The hospital staff will prepare (also called “prep”) you for having surgery. This includes:
- Cleaning or shaving (if needed) the part of your body that will be operated on.
- Asking you to remove your jewelry, hair ties and contact lenses.
- Providing you with a hospital gown to wear (instead of your clothing).
- Having an IV (intravenous) line inserted in your arm by a nurse. This is attached to a bag of fluid and is used to give you anesthetics, fluids or medicines needed during surgery.
- Hooking you up to equipment that monitors your blood pressure and heart rate.
In the operating room, you may notice that the doctors and nurses are all wearing protective clothing. This includes masks, gowns, caps, booties and plastic eyeglasses. These are worn to reduce your chance of getting an infection during surgery.

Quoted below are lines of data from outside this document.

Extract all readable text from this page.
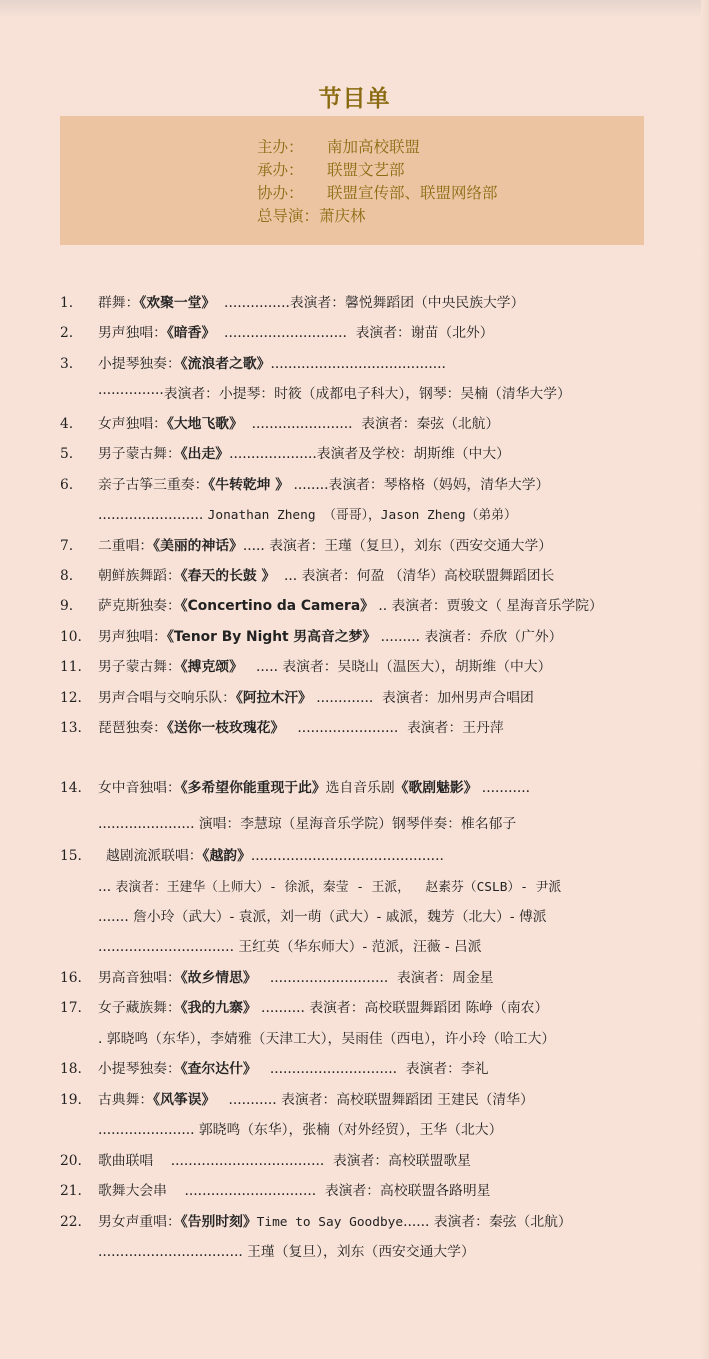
节目单
主办： 南加高校联盟
承办： 联盟文艺部
协办： 联盟宣传部、联盟网络部
总导演：萧庆林
1. 群舞：《欢聚一堂》  ...............表演者：馨悦舞蹈团（中央民族大学）
2. 男声独唱：《暗香》  ............................  表演者：谢苗（北外）
3. 小提琴独奏：《流浪者之歌》........................................
···············表演者：小提琴：时筱（成都电子科大），钢琴：吴楠（清华大学）
4. 女声独唱：《大地飞歌》  .......................  表演者：秦弦（北航）
5. 男子蒙古舞：《出走》....................表演者及学校：胡斯维（中大）
6. 亲子古筝三重奏：《牛转乾坤 》 ........表演者：琴格格（妈妈，清华大学）
........................ Jonathan Zheng （哥哥），Jason Zheng（弟弟）
7. 二重唱：《美丽的神话》..... 表演者：王瑾（复旦），刘东（西安交通大学）
8. 朝鲜族舞蹈：《春天的长鼓 》  ... 表演者：何盈 （清华）高校联盟舞蹈团长
9. 萨克斯独奏：《Concertino da Camera》 .. 表演者：贾骏文（ 星海音乐学院）
10. 男声独唱：《Tenor By Night 男高音之梦》 ......... 表演者：乔欣（广外）
11. 男子蒙古舞：《搏克颂》   ..... 表演者：吴晓山（温医大），胡斯维（中大）
12. 男声合唱与交响乐队：《阿拉木汗》 .............  表演者：加州男声合唱团
13. 琵琶独奏：《送你一枝玫瑰花》   .......................  表演者：王丹萍
14. 女中音独唱：《多希望你能重现于此》选自音乐剧《歌剧魅影》 ...........
...................... 演唱：李慧琼（星海音乐学院）钢琴伴奏：椎名郁子
15. 越剧流派联唱：《越韵》............................................
... 表演者：王建华（上师大）- 徐派，秦莹 - 王派，  赵素芬（CSLB）- 尹派
....... 詹小玲（武大）- 袁派，刘一萌（武大）- 戚派，魏芳（北大）- 傅派
............................... 王红英（华东师大）- 范派，汪薇 - 吕派
16. 男高音独唱：《故乡情思》   ...........................  表演者：周金星
17. 女子藏族舞：《我的九寨》 .......... 表演者：高校联盟舞蹈团 陈峥（南农）
. 郭晓鸣（东华），李婧雅（天津工大），吴雨佳（西电），许小玲（哈工大）
18. 小提琴独奏：《查尔达什》   .............................  表演者：李礼
19. 古典舞：《风筝误》   ........... 表演者：高校联盟舞蹈团 王建民（清华）
...................... 郭晓鸣（东华），张楠（对外经贸），王华（北大）
20. 歌曲联唱    ...................................  表演者：高校联盟歌星
21. 歌舞大会串    ..............................  表演者：高校联盟各路明星
22. 男女声重唱：《告别时刻》Time to Say Goodbye...... 表演者：秦弦（北航）
................................. 王瑾（复旦），刘东（西安交通大学）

In some hospitals or clinics, medical or nursing students may be present in the room during your surgery. They are there to watch and learn the procedure.
Recovery After Surgery
After surgery, you will be taken to a recovery room (also known as the postoperative room, or post-op). Your condition will be monitored by nurses for up to a few hours, depending upon the type of surgery.
When you wake up from the general anesthesia, you may feel confused, groggy, nauseated, chilly, or even sad. When you are fully awake, the surgeon will meet with you to tell you how the surgery went.
If you experience any pain after surgery, you will be given pain medications (either pills or in your IV line). You may also be given antibiotics to reduce your chance of infection.
If you are staying overnight in the hospital, you will be brought to a hospital room, where nurses will monitor your condition until it is time for you to leave.